Last year, Pope Francis expressed a similar sentiment in his World Day of Prayer address, “If there are so many young women victims of trafficking who end up on the streets of our cities, it is because many men here — young, middle-aged, elderly — demand these services and are willing to pay for their pleasure. I wonder then, is the principal cause of trafficking really the traffickers? I believe the principal cause is the unscrupulous selfishness of the many hypocrites in our world. Of course, arresting traffickers is an obligation of justice. But the true solution is the conversion of hearts, cutting off demand in order to dry out the market.”
Ethical Supply Chains
The Vatican is calling for an ethical assessment of both business models and consumption, particularly in the industries such as agriculture, fishing, construction and mining where human trafficking is deeply embedded.
“The Church encourages both sides of the commercial relationship – entrepreneurs who provide and end-users who consume – to engage in this ethical reflection and then to make the changes that are called for,” the guide states.
“Purchasing is always a moral – and not simply economic – act,” Benedict XVI wrote in Caritas in Veritate in 2009. “Hence the consumer has a specific social responsibility, which goes hand-in-hand with the social responsibility of the enterprise.”
On a broader level, the Vatican office recommends that countries implement legislation that requires “all companies, particularly those working transnationally and outsourcing in developing countries, to invest in the transparency and accountability of their supply chains.”

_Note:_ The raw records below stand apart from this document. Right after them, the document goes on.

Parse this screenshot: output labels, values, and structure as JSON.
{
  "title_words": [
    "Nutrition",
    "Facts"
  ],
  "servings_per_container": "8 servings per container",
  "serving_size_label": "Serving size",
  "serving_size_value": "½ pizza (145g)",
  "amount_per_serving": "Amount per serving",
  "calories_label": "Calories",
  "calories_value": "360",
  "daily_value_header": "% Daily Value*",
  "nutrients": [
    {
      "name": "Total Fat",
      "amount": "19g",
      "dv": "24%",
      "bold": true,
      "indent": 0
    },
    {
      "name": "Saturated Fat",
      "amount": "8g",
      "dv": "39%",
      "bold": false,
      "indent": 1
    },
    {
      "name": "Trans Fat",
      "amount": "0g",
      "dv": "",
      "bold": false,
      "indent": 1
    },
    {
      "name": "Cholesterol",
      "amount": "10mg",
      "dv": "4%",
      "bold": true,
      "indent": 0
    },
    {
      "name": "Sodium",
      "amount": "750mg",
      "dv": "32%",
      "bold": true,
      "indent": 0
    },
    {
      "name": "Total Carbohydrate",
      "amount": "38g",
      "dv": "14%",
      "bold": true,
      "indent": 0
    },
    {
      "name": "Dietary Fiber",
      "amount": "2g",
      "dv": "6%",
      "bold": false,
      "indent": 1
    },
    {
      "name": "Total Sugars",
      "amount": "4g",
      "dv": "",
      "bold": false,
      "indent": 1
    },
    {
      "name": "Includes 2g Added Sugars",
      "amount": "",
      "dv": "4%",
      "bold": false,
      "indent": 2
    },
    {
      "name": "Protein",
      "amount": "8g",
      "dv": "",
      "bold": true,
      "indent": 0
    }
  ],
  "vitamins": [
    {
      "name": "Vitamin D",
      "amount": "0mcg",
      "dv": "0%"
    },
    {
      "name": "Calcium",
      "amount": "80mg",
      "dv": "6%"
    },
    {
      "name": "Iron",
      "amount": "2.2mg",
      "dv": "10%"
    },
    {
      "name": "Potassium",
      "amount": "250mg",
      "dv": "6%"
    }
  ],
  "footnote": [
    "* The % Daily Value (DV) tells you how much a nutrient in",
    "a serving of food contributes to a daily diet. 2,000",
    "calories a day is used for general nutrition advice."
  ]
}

Adding that there needs to be special and intense prosecution of organized crime engaged in people smuggling and trafficking nationally and transnationally, along with prosecution of connivance by local and national authorities.”
Ways of Hope
Along with the guidebook, a compilation of all of Pope Francis’ teachings on migrants, refugees, and human trafficking entitled “Lights on the Ways of Hope” was also released in hardcover and online in English and other languages. The searchable digital version will continue to be updated as the pope comments on human trafficking in the future.
“I hope that this collection of teachings may indeed illuminate our steps on the pathways of hope, providing food for inspiration and prayer, preaching and pastoral action,” Pope Francis wrote in the introduction to the book released Jan. 17.
The pope reflected on examples of migration and enslavement throughout the history of salvation, from the betrayal and sale of young Joseph by his brothers to Abraham and Sarah’s departure from their homeland in response to God’s promise.
“Indeed, like human history, the history of salvation has been marked by displacements of every sort – migration, exile, flight, exodus – and yet all reaching out with hope for a better future elsewhere. And even when the displacement is a criminal enterprise, as in the case of trafficking, let no one be robbed of the hope of being rescued and set free,” Francis said.